Her husband, their father, thumps and bangs down the stairs, not at all like it is the middle of the night. The stairs creak under his feet, his shushing slippers, shush thump shush thump. He stands in the doorway at the bottom of the steps, his hands grasping high on the doorframe like he’s ready to launch himself into the room. But as with most of his entrances, he flags, hesitates. He tucks his wide chest under shoulders and slides past her to the fridge, cracks and shuffles an ice tray and slides back to her side. He slips two cubes into her tea and she turns to him quickly. But the ice has already softened at the edge and he has turned away. She starts anyway. Who needs his help, she says all venom and whisper. He robbed her of something, that it isn’t natural, that the tea should just cool and then she can hold the mug. Now the mug is still too hot and the tea too cold. Even the way you drink your tea is oppressive, say the roll of his eyes. She misses it.

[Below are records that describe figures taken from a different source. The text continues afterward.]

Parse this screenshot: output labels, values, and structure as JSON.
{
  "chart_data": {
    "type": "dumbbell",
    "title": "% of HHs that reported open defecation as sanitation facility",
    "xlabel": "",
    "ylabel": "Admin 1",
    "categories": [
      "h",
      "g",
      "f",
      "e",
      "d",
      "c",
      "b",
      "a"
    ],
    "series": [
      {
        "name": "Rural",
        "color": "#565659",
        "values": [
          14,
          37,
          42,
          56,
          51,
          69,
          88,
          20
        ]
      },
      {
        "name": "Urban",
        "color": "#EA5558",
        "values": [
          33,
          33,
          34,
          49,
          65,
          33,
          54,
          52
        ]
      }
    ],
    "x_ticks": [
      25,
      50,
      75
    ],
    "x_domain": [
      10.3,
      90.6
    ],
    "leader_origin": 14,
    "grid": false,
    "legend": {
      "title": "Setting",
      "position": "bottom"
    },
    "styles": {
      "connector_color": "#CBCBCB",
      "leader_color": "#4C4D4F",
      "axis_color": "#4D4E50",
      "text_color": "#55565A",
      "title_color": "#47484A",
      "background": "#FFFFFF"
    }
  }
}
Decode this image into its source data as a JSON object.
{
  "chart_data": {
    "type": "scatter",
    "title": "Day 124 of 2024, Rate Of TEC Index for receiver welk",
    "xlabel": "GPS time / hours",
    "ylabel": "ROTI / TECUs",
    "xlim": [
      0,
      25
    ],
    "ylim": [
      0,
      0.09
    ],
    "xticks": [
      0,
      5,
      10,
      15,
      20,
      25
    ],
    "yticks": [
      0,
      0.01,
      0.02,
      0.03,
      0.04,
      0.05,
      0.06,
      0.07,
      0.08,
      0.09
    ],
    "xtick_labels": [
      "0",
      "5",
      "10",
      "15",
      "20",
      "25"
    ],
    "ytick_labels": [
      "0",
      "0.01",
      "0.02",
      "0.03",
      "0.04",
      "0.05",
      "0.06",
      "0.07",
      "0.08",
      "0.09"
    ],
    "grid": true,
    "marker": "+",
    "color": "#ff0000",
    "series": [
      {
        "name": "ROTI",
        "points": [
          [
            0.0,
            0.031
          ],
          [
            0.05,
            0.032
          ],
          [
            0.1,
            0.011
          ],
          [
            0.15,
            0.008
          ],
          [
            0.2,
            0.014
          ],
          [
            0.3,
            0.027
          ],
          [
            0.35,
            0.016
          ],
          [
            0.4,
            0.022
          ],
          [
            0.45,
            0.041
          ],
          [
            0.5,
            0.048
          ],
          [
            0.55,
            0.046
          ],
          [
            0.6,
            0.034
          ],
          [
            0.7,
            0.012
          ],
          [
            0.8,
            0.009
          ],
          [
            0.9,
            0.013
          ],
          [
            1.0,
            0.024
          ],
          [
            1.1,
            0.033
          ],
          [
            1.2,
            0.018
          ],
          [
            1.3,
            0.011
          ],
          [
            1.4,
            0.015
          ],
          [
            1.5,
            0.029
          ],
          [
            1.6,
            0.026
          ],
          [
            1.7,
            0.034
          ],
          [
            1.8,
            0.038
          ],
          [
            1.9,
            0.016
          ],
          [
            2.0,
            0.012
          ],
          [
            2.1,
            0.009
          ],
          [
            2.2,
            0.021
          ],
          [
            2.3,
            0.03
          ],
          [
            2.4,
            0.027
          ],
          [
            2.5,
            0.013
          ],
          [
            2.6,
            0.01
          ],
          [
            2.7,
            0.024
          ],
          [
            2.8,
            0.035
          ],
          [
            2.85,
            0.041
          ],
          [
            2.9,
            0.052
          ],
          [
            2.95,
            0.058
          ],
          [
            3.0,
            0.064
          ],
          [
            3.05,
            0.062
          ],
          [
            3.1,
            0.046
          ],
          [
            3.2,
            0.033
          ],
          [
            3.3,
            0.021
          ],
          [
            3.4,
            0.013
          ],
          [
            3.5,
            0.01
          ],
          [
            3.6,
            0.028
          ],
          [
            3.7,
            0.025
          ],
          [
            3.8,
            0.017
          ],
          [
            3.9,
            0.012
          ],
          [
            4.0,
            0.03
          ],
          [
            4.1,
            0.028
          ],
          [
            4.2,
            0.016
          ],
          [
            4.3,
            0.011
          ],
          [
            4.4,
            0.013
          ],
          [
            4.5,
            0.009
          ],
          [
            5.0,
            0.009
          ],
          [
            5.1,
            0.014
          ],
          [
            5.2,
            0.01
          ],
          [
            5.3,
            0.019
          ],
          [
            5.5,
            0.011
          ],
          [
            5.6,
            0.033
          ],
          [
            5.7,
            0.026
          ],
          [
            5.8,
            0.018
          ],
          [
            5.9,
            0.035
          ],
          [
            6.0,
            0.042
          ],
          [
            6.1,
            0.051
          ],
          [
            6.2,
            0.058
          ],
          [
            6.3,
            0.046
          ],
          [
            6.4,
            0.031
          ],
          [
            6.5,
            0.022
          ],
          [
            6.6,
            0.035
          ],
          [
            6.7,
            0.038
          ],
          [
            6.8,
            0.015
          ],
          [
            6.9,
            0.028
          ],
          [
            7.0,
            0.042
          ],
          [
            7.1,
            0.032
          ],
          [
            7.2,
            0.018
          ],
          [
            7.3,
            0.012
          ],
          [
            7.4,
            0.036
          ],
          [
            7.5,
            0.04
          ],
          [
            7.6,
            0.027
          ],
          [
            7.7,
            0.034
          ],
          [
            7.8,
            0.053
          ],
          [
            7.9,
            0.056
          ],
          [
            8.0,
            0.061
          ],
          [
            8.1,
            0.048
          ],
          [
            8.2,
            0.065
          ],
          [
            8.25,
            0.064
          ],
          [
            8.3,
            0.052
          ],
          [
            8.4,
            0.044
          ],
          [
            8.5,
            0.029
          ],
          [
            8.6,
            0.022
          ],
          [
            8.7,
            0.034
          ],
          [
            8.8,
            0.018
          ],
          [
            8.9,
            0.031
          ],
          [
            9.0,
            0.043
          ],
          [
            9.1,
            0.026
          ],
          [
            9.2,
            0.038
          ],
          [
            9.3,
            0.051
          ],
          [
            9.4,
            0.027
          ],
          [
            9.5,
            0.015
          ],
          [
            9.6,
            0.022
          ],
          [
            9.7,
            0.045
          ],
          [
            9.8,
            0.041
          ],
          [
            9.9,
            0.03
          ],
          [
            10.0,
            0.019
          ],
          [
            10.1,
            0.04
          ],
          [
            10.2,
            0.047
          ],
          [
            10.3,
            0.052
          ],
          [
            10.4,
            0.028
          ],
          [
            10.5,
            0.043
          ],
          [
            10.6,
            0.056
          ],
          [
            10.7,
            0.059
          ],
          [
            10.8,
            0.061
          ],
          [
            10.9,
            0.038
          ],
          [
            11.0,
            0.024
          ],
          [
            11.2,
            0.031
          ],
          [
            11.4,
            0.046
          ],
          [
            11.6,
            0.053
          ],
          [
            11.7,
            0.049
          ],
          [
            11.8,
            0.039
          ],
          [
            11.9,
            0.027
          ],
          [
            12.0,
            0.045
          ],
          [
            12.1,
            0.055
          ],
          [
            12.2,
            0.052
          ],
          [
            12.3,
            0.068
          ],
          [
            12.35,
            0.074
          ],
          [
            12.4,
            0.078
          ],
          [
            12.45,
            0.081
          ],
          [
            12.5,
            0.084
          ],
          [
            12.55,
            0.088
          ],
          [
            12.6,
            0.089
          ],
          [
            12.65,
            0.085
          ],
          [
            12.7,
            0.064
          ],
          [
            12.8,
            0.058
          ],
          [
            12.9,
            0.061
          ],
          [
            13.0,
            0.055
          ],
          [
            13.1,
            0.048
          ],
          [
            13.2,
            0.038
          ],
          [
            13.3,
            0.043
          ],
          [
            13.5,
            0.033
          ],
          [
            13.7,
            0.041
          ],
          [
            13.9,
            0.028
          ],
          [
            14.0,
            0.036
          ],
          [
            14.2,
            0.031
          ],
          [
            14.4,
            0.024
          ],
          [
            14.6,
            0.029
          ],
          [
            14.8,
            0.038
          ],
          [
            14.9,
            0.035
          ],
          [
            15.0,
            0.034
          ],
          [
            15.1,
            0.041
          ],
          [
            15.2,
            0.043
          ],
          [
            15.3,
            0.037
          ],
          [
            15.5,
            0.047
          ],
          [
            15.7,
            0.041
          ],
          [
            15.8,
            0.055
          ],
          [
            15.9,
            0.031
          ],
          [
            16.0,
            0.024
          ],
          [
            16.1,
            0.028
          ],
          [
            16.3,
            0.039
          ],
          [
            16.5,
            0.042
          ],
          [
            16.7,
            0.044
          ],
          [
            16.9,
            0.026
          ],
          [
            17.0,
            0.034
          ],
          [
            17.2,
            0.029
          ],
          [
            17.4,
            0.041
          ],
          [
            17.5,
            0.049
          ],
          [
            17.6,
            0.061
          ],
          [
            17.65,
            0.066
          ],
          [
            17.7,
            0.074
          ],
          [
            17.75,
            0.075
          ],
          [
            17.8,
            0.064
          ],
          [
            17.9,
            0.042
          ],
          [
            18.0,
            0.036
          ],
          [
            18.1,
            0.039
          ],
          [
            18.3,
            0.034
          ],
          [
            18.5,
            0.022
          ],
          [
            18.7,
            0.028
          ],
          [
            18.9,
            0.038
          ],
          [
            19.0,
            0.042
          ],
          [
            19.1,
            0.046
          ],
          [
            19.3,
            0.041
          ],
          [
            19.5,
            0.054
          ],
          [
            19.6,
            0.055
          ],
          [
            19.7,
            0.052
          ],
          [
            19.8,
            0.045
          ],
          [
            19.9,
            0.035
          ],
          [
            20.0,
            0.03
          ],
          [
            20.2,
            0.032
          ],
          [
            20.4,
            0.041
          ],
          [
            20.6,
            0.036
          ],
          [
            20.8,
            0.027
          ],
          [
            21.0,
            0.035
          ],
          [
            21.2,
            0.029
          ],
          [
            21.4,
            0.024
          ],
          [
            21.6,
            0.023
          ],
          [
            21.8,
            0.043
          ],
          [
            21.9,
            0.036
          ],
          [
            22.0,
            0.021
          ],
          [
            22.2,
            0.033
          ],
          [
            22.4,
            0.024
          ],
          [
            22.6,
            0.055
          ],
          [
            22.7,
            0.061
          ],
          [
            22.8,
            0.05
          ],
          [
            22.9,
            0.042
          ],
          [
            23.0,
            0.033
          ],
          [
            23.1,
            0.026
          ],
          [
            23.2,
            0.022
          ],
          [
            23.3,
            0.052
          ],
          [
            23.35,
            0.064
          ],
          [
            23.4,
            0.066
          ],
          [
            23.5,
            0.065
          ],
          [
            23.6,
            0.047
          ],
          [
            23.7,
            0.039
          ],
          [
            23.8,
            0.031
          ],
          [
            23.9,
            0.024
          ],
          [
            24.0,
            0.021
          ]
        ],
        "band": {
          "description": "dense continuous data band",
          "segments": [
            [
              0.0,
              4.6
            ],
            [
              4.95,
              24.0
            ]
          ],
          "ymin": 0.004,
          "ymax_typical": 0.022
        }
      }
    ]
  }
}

He wants to make her more tea, but it is too late, her moment for tea is lost. And he hates that she robs him of every opportunity to be close, to do something nice for her, and she hates that she can’t get near him without him ruining things. He hugs her too hard. He does that to the children too, she sees it in their faces. And she knows that he has found someone to hug as hard as he wants. She doesn’t know that he brought another woman here once.
The woman from the other island, he brought her here when his family was in their winter home, back for a wedding that he couldn’t tolerate. He brought her to the house and let her touch the animal heads, something he hated anyone doing, but he let her, and he laughed with her when she broke a wine glass. My wife will ask about that. This woman is building lies as she stands here separate from me. Her presence is a new lie I have to tell. But he didn’t take her home, buzz her quickly over the thoroughfare a fast ride of slap and spray. Instead he took her to a room, the last room down the back hall filled with mothballs, and pillows that didn’t make it back to their rightful spots when they opened the house. She told him her hair would smell of camphor for weeks. He said that she should be happy she would repel bugs. It was black fly season.